Dans le cadre des débats parlementaires relatifs au projet de loi n° 3649 confortant le respect des principes de la République, le gouvernement a remis à l’ordre du jour la régulation des propos haineux en ligne, six mois à peine après la censure par le Conseil constitutionnel de la grande majorité des dispositions de la loi n° 2020-766 du 24 juin 2020 visant à lutter contre les contenus haineux sur Internet, dite loi Avia (décision n° 2020-801 DC du 18 juin 2020). Si sur le fond le projet rappelle beaucoup celle-ci, la méthode du gouvernement et du législateur français est pour le coup innovante puisqu’elle indique transposer en avance les dispositions d’un projet de règlement européen dit Digital Services Act (proposition de règlement COM (2020) 825 final). Un premier jet de ce projet de règlement européen est en effet paru mi-décembre 2020 et la discussion vient tout juste de débuter entre institutions européennes.

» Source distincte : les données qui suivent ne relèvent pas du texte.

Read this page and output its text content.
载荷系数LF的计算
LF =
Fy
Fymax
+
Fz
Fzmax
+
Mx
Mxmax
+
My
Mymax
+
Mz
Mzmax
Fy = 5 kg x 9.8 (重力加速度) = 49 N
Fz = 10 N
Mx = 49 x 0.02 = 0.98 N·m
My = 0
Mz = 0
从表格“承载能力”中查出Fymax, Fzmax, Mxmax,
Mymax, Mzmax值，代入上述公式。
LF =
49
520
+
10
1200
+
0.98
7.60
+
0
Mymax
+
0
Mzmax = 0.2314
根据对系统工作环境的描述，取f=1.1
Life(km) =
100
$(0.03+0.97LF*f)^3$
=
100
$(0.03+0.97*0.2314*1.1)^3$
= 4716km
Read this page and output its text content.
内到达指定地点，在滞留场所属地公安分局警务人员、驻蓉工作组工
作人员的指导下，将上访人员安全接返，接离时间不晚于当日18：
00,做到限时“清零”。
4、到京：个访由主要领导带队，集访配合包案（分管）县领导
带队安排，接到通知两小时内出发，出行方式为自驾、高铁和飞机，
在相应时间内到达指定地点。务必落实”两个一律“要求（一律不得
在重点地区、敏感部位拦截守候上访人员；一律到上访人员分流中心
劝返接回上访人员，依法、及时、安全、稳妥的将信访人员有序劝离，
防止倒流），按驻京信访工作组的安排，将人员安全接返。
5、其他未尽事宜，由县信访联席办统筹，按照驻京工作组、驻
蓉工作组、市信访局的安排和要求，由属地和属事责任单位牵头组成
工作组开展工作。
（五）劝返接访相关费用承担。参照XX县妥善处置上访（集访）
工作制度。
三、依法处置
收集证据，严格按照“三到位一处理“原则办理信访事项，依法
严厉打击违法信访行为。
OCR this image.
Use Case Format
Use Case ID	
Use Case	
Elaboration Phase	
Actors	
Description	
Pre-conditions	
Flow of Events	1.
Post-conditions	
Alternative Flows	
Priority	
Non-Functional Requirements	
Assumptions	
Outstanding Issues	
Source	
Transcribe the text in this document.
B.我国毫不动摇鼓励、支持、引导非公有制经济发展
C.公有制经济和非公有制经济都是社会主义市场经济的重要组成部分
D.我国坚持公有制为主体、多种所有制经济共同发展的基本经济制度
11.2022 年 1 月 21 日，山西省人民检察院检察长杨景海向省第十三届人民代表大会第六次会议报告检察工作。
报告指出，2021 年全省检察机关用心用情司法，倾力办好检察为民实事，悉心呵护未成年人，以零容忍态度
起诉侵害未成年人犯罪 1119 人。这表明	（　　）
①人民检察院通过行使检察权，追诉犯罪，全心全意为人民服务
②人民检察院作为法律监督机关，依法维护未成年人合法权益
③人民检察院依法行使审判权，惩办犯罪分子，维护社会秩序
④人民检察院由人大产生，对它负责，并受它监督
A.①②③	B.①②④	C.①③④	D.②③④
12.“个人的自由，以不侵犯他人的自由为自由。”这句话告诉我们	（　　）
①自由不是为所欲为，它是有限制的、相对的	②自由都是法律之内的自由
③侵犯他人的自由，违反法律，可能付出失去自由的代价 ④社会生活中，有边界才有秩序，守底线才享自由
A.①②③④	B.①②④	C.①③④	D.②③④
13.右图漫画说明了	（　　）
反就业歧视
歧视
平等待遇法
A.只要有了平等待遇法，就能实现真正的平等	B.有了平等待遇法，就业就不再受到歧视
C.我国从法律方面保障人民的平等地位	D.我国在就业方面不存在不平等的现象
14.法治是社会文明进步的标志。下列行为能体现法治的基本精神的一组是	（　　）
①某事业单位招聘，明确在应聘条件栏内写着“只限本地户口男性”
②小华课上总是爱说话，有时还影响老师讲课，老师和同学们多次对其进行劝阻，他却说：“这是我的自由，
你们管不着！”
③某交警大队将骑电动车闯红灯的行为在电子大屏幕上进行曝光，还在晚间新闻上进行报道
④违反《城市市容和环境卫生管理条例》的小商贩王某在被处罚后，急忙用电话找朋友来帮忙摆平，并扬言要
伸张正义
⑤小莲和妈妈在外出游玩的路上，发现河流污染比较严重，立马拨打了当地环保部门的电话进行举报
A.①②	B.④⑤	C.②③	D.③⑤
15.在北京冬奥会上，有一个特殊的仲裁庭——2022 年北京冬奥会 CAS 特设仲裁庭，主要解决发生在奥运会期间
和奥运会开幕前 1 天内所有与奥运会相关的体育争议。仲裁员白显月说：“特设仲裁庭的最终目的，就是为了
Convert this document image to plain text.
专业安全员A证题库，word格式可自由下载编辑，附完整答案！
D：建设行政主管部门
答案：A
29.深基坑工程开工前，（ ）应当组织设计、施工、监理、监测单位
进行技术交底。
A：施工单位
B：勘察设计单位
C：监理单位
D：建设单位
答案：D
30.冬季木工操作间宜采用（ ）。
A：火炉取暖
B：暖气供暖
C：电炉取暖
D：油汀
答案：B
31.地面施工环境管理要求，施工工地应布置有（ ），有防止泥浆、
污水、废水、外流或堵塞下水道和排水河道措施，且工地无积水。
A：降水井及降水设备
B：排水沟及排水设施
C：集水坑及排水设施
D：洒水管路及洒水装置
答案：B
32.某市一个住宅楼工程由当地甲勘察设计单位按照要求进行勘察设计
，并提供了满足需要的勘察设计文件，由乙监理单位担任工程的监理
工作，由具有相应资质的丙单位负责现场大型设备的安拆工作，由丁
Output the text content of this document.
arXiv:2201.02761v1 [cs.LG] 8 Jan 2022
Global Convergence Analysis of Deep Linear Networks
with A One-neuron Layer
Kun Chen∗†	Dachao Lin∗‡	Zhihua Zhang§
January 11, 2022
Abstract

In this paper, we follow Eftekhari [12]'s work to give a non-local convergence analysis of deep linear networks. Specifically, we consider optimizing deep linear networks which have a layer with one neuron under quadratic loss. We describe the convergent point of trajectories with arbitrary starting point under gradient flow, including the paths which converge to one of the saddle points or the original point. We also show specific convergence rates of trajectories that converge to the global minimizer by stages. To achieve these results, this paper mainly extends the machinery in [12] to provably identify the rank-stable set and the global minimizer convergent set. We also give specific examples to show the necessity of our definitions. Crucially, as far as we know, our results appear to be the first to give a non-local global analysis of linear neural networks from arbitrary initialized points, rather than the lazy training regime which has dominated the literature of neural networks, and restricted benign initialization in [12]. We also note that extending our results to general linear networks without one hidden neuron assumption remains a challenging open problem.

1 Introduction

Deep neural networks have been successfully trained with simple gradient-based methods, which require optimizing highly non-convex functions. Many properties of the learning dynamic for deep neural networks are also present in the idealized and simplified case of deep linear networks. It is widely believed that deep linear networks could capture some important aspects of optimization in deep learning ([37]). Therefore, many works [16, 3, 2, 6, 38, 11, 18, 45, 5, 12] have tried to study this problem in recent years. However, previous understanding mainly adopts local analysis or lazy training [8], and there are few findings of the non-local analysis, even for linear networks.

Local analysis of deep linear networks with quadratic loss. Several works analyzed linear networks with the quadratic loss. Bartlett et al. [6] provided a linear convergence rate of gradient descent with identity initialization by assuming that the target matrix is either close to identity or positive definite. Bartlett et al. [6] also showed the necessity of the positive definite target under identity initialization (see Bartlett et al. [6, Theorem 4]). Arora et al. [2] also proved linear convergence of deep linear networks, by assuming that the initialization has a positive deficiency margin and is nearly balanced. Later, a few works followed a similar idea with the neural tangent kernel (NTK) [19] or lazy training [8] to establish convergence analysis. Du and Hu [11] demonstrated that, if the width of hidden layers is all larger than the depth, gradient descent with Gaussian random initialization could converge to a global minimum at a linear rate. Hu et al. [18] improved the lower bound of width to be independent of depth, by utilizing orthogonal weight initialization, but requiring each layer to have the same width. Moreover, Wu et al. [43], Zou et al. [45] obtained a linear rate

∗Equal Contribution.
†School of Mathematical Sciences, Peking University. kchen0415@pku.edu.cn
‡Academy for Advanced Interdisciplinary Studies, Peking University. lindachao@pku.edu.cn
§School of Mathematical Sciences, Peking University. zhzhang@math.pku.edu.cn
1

Par Christelle Coslin, associée, et Margot Mimoun, collaboratrice, Hogan Lovells
Le projet de loi confortant le respect des principes de la République a beaucoup fait parler de lui, car il aborde des thèmes extrêmement variés, dont certains font débat voire polémique. Deux des dispositions qui le composent sont consacrées à la régulation des discours de haine sur Internet (voir les articles 18 et 19 du projet de loi n° 3649, sauf renumérotation).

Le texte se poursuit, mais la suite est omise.